Design
The research design utilized in this case was the Pretest-posttest design. This is a design where a single sample of the population is measured using the dependent variable before and after the independent variable has been manipulated. The appropriateness of this type of design in the conduction of the study is clear because of the unique nature of the study where the sample is prone to the exhibition of various dynamics based on the manipulation of the independent variable.
Sampling
The sample population of the research was well defined and incorporated individuals with coronary artery disease (CAD) including those with post acute myocardial infarction (AMI) as well as those with angina after percutaneous coronary intervention. The inclusion criteria of the participants included; mental competence, ability to communicate verbally, ability to write and read in Arabic and finally the age of more than 18 years. The exclusion criterion included patients with life threatening the life-threatening cormobirdities. The method used to calculate the sample size was clearly defined. This method was the use of the G power 3.0 software and a two tailed paired t-test to give a sample total size 102 study participants.
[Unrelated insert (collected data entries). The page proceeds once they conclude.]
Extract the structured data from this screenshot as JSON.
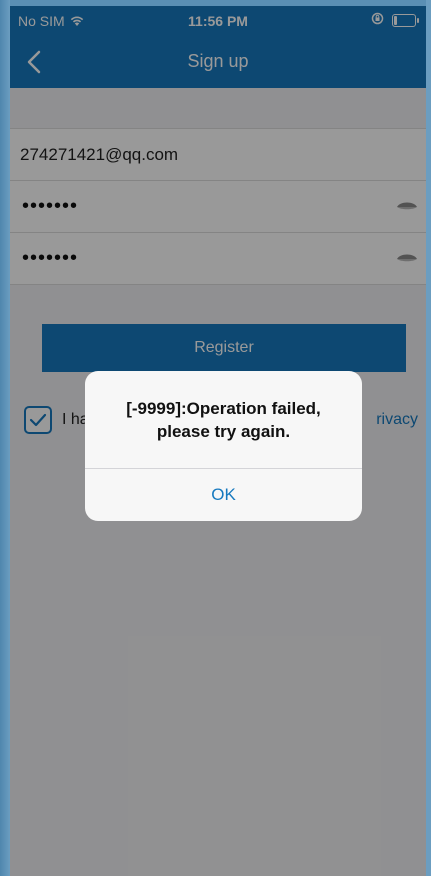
{
  "status_bar": {
    "carrier": "No SIM",
    "time": "11:56 PM",
    "icons": [
      "wifi-icon",
      "rotation-lock-icon",
      "battery-icon"
    ]
  },
  "nav": {
    "title": "Sign up",
    "back_icon": "chevron-left-icon"
  },
  "form": {
    "email_value": "274271421@qq.com",
    "password_mask": "•••••••",
    "confirm_password_mask": "•••••••",
    "eye_icon": "eye-icon"
  },
  "register": {
    "label": "Register"
  },
  "agreement": {
    "text_visible": "I ha",
    "link_visible": "rivacy",
    "checked": true
  },
  "alert": {
    "message_line1": "[-9999]:Operation failed,",
    "message_line2": "please try again.",
    "ok_label": "OK"
  },
  "colors": {
    "accent": "#1679bf",
    "background": "#f1f1f3"
  }
}
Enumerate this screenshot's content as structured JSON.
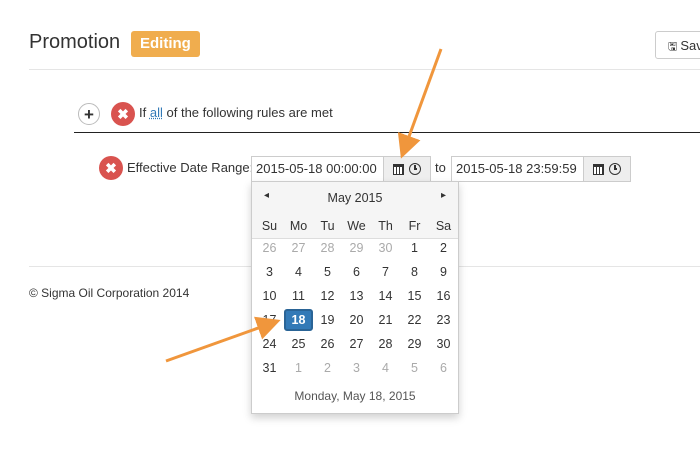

Such a sampling method was fully fitting to the research design adopted. There was no description of potential sample biases since none were identified. The final sample size of 102 participants incorporated into the study was sufficiently large enough to give credible results. The researchers also used the power analysis that included a power level of 0.80, an effect size of 0.30 and an alpha level of 0.05 to demonstrate the adequacy of the sample size of 82 participants. The final sample size was however 102 which was justified by the assumption of an attrition rate of 25%. It is evident from the study that the results established could be generalized for all Jordanian patients with coronary artery disease (CAD).
Data Collection
The main instrument for data collection utilized in this study was a structured questionnaire. The rationale for the utilization of this instrument was that it enabled the collection of data that fully achieved the purpose of the study. The questionnaire consisted of three parts including demographic, coronary heart disease awareness and knowledge questionnaire and finally an adherence scale. These parts ensured that the entire instrument was congruent with the research question which was to test the effect of cardiac educational program on the level of knowledge and adherence to healthy lifestyle among patients with coronary artery disease in the north of Jordan. Given the size of the sample, the instrument adopted was also appropriate because the use of another instrument could not have been sufficient for such a large sample size. Another critical feature captured in the article was the testing for the reliability and the validity of the instruments used. For instance, the face validity of the instruments used in the study was evaluated by four cardiovascular diseases experts working in various Jordanian Universities’ faculties. The results indicated that the instruments were indeed valid and reliable and measure essentially measures what they were indeed designed to measure.
References
Tawalbeh, Loai. I and Ahmad Muayyad M. (2013). The effect of cardiac education of knowledge and adherence to healthy lifestyle. Clinical Nursing Research, 20(10), 1-14
Houser, J. (2012). Nursing research: reading, using, and creating evidence. (2nd ed.). Boston: Jones & Bartlett.